Los manojos de menta se pueden secar colgándolos o utilizando un deshidratador. Los pasos consisten en recolectar tallos limpios, secarlos en un lugar oscuro y luego guardar las hojas en un tarro hermético.
¿Se puede congelar la menta recién cortada?
Sí, la menta fresca cortada se puede congelar. Puedes trocearla y colocarla en una cubitera llena de agua o aceite, o congelarla directamente en pequeñas porciones. Así es más fácil utilizarla en platos o cócteles.
¿Se deben conservar las hojas de menta fresca en el frigorífico?

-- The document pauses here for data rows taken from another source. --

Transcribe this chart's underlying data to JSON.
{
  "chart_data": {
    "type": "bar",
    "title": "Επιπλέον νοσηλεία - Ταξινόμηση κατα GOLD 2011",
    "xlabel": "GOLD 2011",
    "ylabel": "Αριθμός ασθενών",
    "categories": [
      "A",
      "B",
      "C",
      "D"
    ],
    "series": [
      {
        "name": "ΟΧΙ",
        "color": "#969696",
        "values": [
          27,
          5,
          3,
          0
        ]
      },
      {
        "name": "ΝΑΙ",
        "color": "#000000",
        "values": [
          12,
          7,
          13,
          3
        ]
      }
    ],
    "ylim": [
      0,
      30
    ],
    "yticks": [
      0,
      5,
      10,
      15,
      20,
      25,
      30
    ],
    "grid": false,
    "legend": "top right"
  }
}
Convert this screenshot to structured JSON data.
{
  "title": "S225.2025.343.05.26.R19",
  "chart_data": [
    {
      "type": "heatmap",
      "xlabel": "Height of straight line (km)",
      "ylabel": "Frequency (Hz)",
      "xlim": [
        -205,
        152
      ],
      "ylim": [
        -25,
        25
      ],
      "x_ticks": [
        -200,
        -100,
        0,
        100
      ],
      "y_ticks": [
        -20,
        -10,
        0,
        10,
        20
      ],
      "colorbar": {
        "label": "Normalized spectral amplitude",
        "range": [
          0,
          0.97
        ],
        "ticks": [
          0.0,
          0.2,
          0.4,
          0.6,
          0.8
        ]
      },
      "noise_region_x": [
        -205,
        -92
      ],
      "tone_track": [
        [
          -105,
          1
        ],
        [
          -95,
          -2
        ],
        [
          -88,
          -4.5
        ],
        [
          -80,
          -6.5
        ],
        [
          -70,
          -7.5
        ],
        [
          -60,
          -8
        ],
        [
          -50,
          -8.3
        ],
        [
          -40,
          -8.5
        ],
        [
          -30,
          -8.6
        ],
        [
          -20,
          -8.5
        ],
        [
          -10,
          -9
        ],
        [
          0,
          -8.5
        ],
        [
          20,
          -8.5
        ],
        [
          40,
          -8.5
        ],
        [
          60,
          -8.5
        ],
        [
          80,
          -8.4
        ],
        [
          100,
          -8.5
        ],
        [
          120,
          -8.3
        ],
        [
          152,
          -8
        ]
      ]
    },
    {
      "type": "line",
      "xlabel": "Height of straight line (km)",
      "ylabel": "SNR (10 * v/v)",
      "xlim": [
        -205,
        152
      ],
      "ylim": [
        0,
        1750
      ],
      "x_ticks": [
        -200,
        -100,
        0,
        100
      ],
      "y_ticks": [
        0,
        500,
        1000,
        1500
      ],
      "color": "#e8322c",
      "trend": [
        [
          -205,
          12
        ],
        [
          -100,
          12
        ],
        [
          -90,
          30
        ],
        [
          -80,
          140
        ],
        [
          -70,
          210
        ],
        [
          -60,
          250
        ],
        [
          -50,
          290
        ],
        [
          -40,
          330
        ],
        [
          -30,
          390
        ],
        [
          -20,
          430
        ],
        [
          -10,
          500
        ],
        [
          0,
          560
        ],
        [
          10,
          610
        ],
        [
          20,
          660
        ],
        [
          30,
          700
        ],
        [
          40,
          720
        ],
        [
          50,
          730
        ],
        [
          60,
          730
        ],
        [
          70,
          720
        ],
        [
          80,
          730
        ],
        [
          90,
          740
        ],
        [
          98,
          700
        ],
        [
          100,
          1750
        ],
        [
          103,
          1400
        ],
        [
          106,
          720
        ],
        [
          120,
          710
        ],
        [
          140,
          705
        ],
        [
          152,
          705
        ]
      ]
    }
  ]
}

Sí, si desea consumir menta fresca a los pocos días de cosecharla, es aconsejable guardar las hojas en el frigorífico. Así se mantendrán frescas durante unos días, sobre todo si están protegidas en un tarro o en un paño húmedo.
Los mejores consejos para prolongar la frescura de la menta
He aquí algunos consejos prácticos para conservar la menta con éxito:
- Elija una planta bien hidratada nada más cosecharla.
- No lavar las hojas antes de almacenarlas: el agua favorece el oscurecimiento.
- Compara los cuatro métodos principales (frigorífico, congelador, secado, uso inmediato) en función de tus necesidades.
- Conserva los estolones de menta para que la planta vuelva a crecer y tener siempre frescura disponible.
- Adapte la preparación en función del destinatario: cócteles, infusiones, platos preparados o platos decorativos.
Una gota de frescura en cada uso
Saber conservar correctamente la menta fresca es esencial si quieres disfrutar de su aroma, fragancia y beneficios. Ya sea conservándola unos días en el frigorífico, convirtiéndola en menta congelada utilizando una cubitera o secándola en un deshidratador, cada método tiene sus ventajas.
Con los consejos adecuados, cada gota de la frescura de la menta estará presente en tus platos, cócteles e infusiones. Es una forma sencilla de prolongar el placer y evitar el desperdicio, al tiempo que se obtiene lo mejor de esta hierba aromática esencial.